For the life of me, I can’t quite figure out what Bob Dole was up to in 1996.  But that one probably did not matter much.  Once Bill Clinton established himself as essentially a moderate Republican, the nation wearily wandered through in a most apathetic matter that election, and Clinton was content to let his 20 point lead fritter to 7 points because Dole was not about to win.

As for Obama… oh boy do those two special House elections portend a sizable victory for him in November.  Despite the cultural problems exposed by Wright and Bitter.

Fringer’s Fringer

Monday, April 28th, 2008

I hate my blog sometimes.  Other people have normal blogs and receive normal comments from normal people about normal things.  My mother, for instance.  She has a blog.  It’s the type of blog that you can show to your mother, and your mother would feel more than comfortable leaving a comment there.

Me?  Oh sure, I can tap on the shoulders of a local cartoonist or a famous children’s book author every once in a while.  Or fall into some local electoral politics and mix some things up there.  But otherwise I am swirling around events from Leesburg.  And, seemingly just so the blog fates can mock me, I squeeze out something for the latest cause de jour for Bill White, and receive a comment from this proprietor of, reportedly, the second largest neo-Nazi website.

What is wrong with me?  What is wrong with my blog?

Actually, regarding Mike White, of overthrow.com.  Trumpeting his ideology in White supremacism is an ideology I will call shameless self-promotion, for instance inserting a fictional account of him meeting with Ron Paul people to discuss a supposed Ron Paul covert neo-nazi agenda.  But, what I sort of know him as is the dual bit of particulars discussed here — ie: he managed to insert himself into news coverage of two school shootings.  An unbelievable, somewhat darkly amusing, feat.
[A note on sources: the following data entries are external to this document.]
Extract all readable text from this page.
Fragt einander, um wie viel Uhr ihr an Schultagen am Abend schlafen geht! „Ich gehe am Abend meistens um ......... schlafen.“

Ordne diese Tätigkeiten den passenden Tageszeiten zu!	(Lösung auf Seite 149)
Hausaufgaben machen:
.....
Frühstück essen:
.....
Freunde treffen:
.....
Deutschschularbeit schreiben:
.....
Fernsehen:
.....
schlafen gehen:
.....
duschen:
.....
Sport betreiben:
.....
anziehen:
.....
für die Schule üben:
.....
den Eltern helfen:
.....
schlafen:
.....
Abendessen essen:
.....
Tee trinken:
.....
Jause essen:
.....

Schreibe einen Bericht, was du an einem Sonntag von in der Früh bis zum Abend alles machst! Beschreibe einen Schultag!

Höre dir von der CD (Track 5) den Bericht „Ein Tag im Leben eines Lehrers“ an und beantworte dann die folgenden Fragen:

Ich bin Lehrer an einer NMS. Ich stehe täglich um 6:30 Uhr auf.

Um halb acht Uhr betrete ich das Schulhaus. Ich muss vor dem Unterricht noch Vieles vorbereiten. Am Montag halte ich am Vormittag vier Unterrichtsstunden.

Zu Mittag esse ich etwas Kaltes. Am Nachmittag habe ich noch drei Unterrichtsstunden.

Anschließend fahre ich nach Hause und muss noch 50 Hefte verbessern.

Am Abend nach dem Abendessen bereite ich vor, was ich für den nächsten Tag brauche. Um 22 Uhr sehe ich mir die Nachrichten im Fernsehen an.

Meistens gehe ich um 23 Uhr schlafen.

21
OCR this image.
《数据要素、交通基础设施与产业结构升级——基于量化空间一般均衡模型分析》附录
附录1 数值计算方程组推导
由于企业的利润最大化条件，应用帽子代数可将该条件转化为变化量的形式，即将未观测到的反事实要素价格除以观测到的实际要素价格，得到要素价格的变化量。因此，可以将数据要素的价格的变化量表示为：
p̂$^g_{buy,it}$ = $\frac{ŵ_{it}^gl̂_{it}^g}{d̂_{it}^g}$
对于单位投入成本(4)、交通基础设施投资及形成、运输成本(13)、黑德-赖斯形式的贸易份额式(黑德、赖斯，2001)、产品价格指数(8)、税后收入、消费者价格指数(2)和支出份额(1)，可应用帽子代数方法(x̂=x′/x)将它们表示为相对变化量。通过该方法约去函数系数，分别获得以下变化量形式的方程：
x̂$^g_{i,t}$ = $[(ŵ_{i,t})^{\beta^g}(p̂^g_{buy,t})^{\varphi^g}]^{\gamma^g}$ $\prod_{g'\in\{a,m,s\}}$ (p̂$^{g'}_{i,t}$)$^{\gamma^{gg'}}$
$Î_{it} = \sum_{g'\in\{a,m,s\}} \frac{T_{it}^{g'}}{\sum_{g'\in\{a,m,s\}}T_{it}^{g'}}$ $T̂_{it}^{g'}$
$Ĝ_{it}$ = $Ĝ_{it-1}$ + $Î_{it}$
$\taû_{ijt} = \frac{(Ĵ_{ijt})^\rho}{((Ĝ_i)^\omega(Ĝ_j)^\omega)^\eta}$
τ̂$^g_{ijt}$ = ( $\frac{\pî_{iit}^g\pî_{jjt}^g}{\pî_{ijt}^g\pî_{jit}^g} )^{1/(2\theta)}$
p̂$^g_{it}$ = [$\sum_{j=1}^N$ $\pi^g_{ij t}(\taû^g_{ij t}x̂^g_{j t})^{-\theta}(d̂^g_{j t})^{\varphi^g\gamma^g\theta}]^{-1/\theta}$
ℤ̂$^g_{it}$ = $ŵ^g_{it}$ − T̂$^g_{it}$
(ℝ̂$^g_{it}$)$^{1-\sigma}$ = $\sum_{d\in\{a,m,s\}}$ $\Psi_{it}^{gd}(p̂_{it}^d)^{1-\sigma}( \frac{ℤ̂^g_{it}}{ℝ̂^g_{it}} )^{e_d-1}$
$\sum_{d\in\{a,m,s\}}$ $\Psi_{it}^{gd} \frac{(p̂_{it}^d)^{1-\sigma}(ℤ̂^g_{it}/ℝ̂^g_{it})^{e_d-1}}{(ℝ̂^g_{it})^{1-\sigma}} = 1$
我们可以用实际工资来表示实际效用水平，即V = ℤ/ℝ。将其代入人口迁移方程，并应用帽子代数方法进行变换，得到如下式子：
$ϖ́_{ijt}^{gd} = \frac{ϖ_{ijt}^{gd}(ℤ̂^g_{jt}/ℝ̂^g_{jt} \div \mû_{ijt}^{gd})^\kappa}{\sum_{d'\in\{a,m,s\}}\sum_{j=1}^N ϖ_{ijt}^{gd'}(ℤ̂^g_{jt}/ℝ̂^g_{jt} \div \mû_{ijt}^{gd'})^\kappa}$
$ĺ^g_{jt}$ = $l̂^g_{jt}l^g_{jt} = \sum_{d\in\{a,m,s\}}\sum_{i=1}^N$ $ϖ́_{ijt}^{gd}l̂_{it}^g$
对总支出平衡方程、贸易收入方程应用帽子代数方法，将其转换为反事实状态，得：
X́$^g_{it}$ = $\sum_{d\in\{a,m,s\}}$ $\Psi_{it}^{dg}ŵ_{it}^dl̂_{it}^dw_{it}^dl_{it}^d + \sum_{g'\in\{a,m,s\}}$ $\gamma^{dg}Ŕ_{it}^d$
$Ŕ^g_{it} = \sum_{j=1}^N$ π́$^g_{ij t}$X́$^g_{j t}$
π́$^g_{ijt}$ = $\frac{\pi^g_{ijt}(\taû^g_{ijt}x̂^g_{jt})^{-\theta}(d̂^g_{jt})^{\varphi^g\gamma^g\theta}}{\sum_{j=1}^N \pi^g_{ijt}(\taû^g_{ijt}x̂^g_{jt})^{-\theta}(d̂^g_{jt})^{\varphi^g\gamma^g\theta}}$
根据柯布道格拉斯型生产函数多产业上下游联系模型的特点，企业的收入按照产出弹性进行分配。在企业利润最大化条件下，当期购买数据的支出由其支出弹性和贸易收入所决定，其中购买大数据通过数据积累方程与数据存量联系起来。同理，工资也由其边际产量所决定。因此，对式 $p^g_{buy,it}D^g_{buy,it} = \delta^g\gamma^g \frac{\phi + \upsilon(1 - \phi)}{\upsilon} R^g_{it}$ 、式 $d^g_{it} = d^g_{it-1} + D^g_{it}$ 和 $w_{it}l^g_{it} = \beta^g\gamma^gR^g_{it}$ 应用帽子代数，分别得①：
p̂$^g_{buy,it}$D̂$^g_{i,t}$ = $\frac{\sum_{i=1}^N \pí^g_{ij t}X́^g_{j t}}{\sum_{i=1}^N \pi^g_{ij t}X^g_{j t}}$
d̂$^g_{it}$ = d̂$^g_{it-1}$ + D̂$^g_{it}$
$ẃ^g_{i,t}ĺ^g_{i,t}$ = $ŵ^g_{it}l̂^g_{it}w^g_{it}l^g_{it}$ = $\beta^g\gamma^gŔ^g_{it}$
Which brings me to my line of questioning for Bill White.  The Libertartarian National Socialist Green Party(!!!)  What is the thoroughline which connects the two seemingly different strands of “the party”: seemingly an esoteric joke website, then a deadly serious website of neo-nazi ideology?  Who, manning the controls, shifted the focus and, precisely, when?  And when, oh when, did Bill White become anything of a “spokes-person” for the thing — What?  He was tapped for membership when Jeffrey Weisz went on that rampage in Minnesota, and that was that?

As for the Indiana candidate in question, Tony Zirkle: White provides us with a typical supposing of mass support for a candidate who once received 30 percent in a Republican primary and is not about to achieve 30 percent anytime soon.  I suppose such delusion clouds every corner of the ideological spectrum, it’s just that it’s more ridiculous a fantasy off to the fringes, basically by definition.

A Curio Analysis of Campaigns Present

Saturday, April 26th, 2008

Looking back over the Clinton — Obama Democratic primary race, I have the sense of a peculiar problem by way of perceptions.  At a certain point, the evenly matched match-up becomes one where you can slice the states which either candidate should win based off of demographics.  And that is what has happened.  The problem comes in that the media-storyline, and thus ours and thus the contrived reality, has the rules that a candidate can carry along the contest so long as she wins the states she has been demographically sliced to win.  (Or, you know, he).  As soon as she loses one of those states she is supposed to lose, the momentum is such that the contest is closed.  (Or you know, he).  Further, the fact that the other candidate was unable to win the state he was not suppose to win, based on these demographic cut-ups, he will be questioned on why he can’t win this state he was not supposed to win, in lieu of the next contest where he will almost surely win a state he is supposed to win.

It is all a little bit baffling.  I propose, though, in an even party match-up such as this one, and I tend to like Obama’s response on why he can’t, quote “close the deal” end-quote of “I am”, that it is going to show the demographic electoral faultlines of either candidate by definition of a 50 (plus one) -50 (minus one) contest, and if the line of focus on the problematics were flipped because Hillary Clinton lead by the insurmountable 100 delegates, her candidate’s demographic make-up would shatter to pieces far easier than Barack Obama’s.